Depending on the use case the tos gets read in my world, but in no way the majority of the time or as often as it should be.

Your comment though made me realize that LLMs can probably help with understanding ToS’


I really feel like this is one of those responses where the person wants to sound cool even though they really aren't. To me, it reads "I have a girlfriend, but she lives in Canada" kind of comment. Maybe you do read the ToS "depending on the use case", but that's such a huge caveat. I have been known to misread things before, like random ToS


People who trust Zoom, also trust Facebook.

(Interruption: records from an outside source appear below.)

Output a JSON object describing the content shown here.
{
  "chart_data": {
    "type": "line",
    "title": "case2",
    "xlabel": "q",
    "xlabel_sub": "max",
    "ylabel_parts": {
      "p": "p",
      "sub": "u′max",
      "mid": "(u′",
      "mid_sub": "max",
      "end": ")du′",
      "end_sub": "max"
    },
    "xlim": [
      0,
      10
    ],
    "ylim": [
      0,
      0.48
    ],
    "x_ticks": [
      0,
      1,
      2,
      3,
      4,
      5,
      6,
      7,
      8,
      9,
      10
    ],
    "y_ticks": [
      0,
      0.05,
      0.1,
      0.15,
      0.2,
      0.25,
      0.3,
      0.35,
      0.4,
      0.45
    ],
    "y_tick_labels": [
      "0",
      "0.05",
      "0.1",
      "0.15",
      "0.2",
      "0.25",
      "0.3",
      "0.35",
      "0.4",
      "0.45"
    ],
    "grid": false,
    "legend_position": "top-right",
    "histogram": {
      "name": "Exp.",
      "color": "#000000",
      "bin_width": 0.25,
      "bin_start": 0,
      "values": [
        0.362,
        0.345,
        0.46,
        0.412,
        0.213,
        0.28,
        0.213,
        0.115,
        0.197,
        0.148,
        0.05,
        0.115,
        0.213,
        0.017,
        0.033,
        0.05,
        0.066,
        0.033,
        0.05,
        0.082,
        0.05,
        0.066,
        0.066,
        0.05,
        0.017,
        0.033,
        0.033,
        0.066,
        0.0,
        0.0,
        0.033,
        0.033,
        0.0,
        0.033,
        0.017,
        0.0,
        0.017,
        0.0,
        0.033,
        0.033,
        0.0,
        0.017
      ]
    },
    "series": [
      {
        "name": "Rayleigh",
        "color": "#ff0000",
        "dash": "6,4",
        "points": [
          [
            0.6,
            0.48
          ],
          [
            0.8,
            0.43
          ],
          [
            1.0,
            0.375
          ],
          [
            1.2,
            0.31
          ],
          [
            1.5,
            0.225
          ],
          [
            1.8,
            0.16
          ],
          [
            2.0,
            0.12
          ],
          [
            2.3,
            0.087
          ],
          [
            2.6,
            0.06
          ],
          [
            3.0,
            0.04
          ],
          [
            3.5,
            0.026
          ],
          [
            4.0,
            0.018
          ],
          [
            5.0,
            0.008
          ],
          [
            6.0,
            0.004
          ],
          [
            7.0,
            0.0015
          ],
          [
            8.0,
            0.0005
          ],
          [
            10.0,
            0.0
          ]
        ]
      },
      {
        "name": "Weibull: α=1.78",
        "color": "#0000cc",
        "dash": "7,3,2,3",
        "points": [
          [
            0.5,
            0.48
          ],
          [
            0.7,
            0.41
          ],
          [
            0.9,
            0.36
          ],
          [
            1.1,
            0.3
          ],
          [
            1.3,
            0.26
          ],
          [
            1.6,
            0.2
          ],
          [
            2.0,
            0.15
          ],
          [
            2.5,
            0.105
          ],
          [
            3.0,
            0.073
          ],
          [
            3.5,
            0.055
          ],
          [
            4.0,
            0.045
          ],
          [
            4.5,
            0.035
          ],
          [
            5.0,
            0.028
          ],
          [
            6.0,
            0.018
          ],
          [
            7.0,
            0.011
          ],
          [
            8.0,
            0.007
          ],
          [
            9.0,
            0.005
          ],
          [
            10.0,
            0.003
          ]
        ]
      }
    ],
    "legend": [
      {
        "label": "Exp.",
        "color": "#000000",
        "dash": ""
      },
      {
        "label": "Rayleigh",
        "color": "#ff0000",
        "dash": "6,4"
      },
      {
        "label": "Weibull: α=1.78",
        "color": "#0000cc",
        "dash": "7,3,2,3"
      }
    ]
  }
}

Jitsi runs highly optimized on a number of great platforms such as https://federated.computer.


As a complete Jitsi newb, I went here, and I'm confused.

https://jitsi.org/downloads/

> If you want to run Jitsi on your own desktop or server, you can download Jitsi Desktop, Jitsi Meet and all Jitsi related projects below.

But I don't see any download links for "Desktop" or "Meet". Is the text on the page just outdated?

Given some more web digging, it seems like that page should (but doesn't) link to the real download page: https://desktop.jitsi.org/Main/Download.html


I mean... everyone else is training their AIs on every scrap of data they can scrounge up from anyplace they can find it, so why would Zoom be different? Are people surprised by this?


Asking anyone in a commercial context to submit to a video conference where their biometric likeness will be collected and analyzed deserves two years in jail.

There is enough open source and working crypto out there to have an encrypted call. People with dignity should not have to be tyrannized by utter stupidity, at least not on this issue.